Vor Ostern steigt in Italien traditionell die Nachfrage nach Lammfleisch stark an. Da die heimische Produktion den Bedarf nicht decken kann, werden jedes Jahr hunderttausende Lämmer aus anderen EU-Ländern importiert. Allein im vergangenen Jahr wurden in der Zeit vor Ostern mehr als 153.000 Lämmer nach Italien transportiert – teils auf Strecken, die über 30 Stunden dauern.

Ende März führten wir deshalb zusammen mit unseren Kolleg:innen von Essere Animali Kontrollen auf italienischen Autobahnen durch. Schwerpunkt war die Grenzregion bei Ventimiglia in Ligurien, wo Tiertransporte aus Frankreich und Spanien nach Italien kommen – zwei der wichtigsten Exportländer für Lämmer. Insgesamt kontrollierten wir fünf Tiertransporter und zeigten zwei davon bei den Behörden an. Wir dokumentierten folgende Verstöße gegen die Tiertransportverordnung:

  • Überladene Transporter, sodass sich die Tiere nicht hinlegen konnten.
  • Tränkesysteme, die für Lämmer ungeeignet oder nicht nutzbar sind.
  • Fehlende oder unzureichende Einstreu. 
  • Zu niedrige Abteile, in denen die Schafe ihren Kopf nicht heben können und die eine ausreichende Belüftung verhindern.
  • Fahrzeuge in einem schlechten technischen Zustand, was die Sicherheit der Tiere gefährdet. 

Schwer verletzte Tiere stundenlang weitertransportiert

Besonders erschütternd war der Fall eines Lastwagens mit rund 300 Schafen aus Frankreich, die zu einem Schlachthof in der Region Abruzzen transportiert wurden. Mindestens vier Tiere waren zwischen Seitenwand und Boden des Anhängers eingeklemmt und hatten gebrochene Beine. Wir informierten die Verkehrspolizei, die den Transport stoppte und eine tierärztliche Kontrolle anordnete.
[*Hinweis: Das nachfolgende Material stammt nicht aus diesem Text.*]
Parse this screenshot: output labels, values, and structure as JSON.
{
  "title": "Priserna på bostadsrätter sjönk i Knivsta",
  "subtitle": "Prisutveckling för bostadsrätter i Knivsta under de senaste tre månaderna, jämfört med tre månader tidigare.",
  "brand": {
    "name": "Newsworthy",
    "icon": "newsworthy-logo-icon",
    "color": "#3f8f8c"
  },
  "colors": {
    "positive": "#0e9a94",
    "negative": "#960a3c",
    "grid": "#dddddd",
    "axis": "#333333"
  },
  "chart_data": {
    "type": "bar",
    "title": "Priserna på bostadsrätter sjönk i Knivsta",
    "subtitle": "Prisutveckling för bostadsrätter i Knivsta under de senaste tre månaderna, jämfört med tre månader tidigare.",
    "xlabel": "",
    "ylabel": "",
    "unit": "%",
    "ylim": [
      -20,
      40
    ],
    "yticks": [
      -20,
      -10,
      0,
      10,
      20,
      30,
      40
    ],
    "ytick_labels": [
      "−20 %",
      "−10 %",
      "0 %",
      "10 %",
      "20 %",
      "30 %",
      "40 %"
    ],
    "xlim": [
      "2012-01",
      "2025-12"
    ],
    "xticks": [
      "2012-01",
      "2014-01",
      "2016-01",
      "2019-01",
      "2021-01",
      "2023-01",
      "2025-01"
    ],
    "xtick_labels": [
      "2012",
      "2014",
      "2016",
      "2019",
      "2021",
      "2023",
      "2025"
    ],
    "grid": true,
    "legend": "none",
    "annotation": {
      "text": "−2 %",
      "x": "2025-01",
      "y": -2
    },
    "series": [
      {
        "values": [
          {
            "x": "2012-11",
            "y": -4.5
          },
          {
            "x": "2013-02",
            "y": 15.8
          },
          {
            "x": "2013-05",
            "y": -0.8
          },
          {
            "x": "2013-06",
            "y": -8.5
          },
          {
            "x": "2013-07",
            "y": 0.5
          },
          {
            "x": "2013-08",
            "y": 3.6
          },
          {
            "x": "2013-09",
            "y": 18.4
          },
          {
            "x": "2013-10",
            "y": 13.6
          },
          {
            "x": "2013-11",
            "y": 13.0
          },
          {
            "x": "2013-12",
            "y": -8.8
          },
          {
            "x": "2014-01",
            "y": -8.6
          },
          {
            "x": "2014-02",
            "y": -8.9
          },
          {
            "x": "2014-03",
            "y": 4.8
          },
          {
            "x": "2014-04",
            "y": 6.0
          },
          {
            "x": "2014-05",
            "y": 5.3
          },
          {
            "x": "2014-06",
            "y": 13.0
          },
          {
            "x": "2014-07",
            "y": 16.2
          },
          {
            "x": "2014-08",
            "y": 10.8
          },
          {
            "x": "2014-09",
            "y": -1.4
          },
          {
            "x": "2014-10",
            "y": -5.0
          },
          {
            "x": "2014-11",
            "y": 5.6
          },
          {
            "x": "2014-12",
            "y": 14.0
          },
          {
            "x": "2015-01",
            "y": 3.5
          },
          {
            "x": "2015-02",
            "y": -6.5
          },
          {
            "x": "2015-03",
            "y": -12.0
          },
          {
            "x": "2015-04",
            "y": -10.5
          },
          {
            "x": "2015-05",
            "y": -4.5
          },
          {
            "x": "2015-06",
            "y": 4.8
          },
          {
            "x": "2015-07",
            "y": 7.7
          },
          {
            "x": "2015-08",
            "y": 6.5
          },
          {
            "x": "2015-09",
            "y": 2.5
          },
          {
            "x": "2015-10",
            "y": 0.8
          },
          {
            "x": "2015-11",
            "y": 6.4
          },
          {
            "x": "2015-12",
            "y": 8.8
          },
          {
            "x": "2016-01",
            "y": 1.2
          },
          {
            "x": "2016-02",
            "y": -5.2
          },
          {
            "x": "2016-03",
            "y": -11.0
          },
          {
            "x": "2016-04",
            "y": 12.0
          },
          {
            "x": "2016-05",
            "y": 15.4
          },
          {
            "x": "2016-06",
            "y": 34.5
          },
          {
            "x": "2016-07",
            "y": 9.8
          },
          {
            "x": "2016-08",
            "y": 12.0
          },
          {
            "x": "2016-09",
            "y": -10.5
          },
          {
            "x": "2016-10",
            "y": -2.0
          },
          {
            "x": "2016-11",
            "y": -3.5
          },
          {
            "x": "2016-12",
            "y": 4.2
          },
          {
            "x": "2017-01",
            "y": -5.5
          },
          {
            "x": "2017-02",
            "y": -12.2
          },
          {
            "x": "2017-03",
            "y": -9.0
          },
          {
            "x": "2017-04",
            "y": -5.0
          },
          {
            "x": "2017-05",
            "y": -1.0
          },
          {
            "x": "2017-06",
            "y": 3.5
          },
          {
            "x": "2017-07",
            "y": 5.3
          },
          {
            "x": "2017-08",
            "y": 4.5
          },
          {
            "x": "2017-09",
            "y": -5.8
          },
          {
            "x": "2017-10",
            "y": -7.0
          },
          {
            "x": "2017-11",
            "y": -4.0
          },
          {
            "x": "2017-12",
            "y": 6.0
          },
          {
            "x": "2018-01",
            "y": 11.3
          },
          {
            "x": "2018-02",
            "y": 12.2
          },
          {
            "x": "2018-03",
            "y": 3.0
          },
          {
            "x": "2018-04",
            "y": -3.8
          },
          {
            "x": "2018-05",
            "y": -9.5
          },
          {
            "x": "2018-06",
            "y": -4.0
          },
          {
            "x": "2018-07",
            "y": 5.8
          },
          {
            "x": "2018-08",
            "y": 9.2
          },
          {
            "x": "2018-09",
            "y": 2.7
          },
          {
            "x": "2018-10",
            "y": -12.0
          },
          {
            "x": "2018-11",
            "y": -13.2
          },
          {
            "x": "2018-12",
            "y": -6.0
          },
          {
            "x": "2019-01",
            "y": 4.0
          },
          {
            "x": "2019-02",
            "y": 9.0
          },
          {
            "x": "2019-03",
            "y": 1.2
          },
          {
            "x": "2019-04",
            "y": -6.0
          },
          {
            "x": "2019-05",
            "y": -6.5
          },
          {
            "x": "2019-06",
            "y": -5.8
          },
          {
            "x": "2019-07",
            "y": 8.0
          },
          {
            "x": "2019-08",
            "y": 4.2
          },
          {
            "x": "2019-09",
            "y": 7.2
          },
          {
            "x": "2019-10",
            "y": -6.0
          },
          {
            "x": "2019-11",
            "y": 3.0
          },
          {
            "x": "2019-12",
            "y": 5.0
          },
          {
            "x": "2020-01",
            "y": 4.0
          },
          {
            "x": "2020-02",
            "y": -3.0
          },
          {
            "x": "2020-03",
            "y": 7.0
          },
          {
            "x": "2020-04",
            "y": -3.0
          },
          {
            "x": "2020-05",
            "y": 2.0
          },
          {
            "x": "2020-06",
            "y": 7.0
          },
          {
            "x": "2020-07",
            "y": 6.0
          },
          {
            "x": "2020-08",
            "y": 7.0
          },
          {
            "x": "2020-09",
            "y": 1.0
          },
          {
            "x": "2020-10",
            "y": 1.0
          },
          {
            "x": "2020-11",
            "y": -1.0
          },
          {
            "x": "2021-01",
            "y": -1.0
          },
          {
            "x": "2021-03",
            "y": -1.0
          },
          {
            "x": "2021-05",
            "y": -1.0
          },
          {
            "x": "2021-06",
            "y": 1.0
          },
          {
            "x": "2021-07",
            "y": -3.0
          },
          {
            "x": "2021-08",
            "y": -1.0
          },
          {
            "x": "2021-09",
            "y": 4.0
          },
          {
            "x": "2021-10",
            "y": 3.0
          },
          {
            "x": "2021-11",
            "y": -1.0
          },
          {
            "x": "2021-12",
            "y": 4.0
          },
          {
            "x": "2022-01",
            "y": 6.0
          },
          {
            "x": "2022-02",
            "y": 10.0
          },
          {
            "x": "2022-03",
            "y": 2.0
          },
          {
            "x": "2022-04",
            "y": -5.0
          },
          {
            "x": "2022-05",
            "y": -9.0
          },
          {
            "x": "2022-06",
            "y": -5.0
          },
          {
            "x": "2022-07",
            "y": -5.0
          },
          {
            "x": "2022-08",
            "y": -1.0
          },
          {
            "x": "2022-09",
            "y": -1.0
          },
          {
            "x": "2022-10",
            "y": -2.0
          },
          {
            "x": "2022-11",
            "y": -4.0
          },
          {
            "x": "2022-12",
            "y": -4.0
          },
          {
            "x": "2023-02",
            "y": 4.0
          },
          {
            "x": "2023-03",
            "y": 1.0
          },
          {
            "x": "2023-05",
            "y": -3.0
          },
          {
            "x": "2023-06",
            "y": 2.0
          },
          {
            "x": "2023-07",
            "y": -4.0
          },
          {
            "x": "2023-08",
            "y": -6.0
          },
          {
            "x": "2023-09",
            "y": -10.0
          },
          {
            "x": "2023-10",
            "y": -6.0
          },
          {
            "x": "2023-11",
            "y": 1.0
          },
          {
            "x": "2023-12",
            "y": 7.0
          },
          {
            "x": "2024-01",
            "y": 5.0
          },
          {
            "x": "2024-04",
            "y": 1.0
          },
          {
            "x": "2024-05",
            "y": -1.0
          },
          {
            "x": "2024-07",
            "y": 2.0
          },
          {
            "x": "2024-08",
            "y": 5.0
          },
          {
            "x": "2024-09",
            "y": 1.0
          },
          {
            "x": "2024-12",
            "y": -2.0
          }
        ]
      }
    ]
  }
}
Die tierärztliche Untersuchung beschränkte sich jedoch auf die erste Ebene des Transporters. Die eingeklemmten Tiere auf einer höheren Ebene wurden nicht untersucht. Obwohl verletzte Tiere laut Vorschrift im nächstgelegenen Kontrollstall untergebracht werden müssten – und sich ein solcher auf der Strecke befand – durfte der Transport fortgesetzt werden. Für die betroffenen Tiere bedeutete das weitere zehn Stunden Leiden. 

Solche Fälle sind leider keine Ausnahme. Zu oft werden Verstöße nicht konsequent geahndet.

Gesetzliche Lücken ermöglichen Tierleid

Viele Probleme entstehen jedoch nicht nur durch mangelhafte Kontrollen, sondern auch durch unzureichende gesetzliche Vorgaben. Ein Gutachten der Europäischen Behörde für Lebensmittelsicherheit (EFSA) zeigt, dass die aktuelle EU-Tiertransportverordnung aus dem Jahr 2005 nicht ausreicht, um Tiere angemessen zu schützen. Gemäss dem Gutachten braucht es unter anderem:

  • Deutlich mehr Platz für Tiere, 
  • Schutz vor extremen Temperaturen, 
  • deutlich kürzere Transportzeiten.

„Unsere Kontrollen zeigen Jahr für Jahr, dass Tiere auf langen Transporten massiv leiden – oft völlig legal“, sagt unsere Projektleiterin Tea Dronjić. „Die aktuelle Verordnung enthält viele Grauzonen. Dadurch ist es häufig unmöglich einzugreifen, auch wenn das Wohlergehen der Tiere nicht gewahrt wird.“

Reform der Tiertransportverordnung blockiert

Bereits 2023 hat die EU-Kommission eine Überarbeitung der Tiertransportverordnung vorgeschlagen. Dennoch gilt weiterhin das Gesetz aus dem Jahr 2005, da politische Kräfte im EU-Parlament die Reform blockieren. 

„Die vorgeschlagene Überarbeitung ist nicht perfekt, enthält aber wichtige Verbesserungen für Tiere“, erklärt die Veterinärin Dronjić. „Dass diese Reform blockiert wird, ist nicht hinnehmbar. Millionen Tiere zahlen dafür mit ihrem Leid.“

Wir fordern daher eine umfassende Reform der EU-Tiertransportverordnung, die Tiere beim Transport konsequent und gemäß neuesten wissenschaftlichen Erkenntnissen schützt.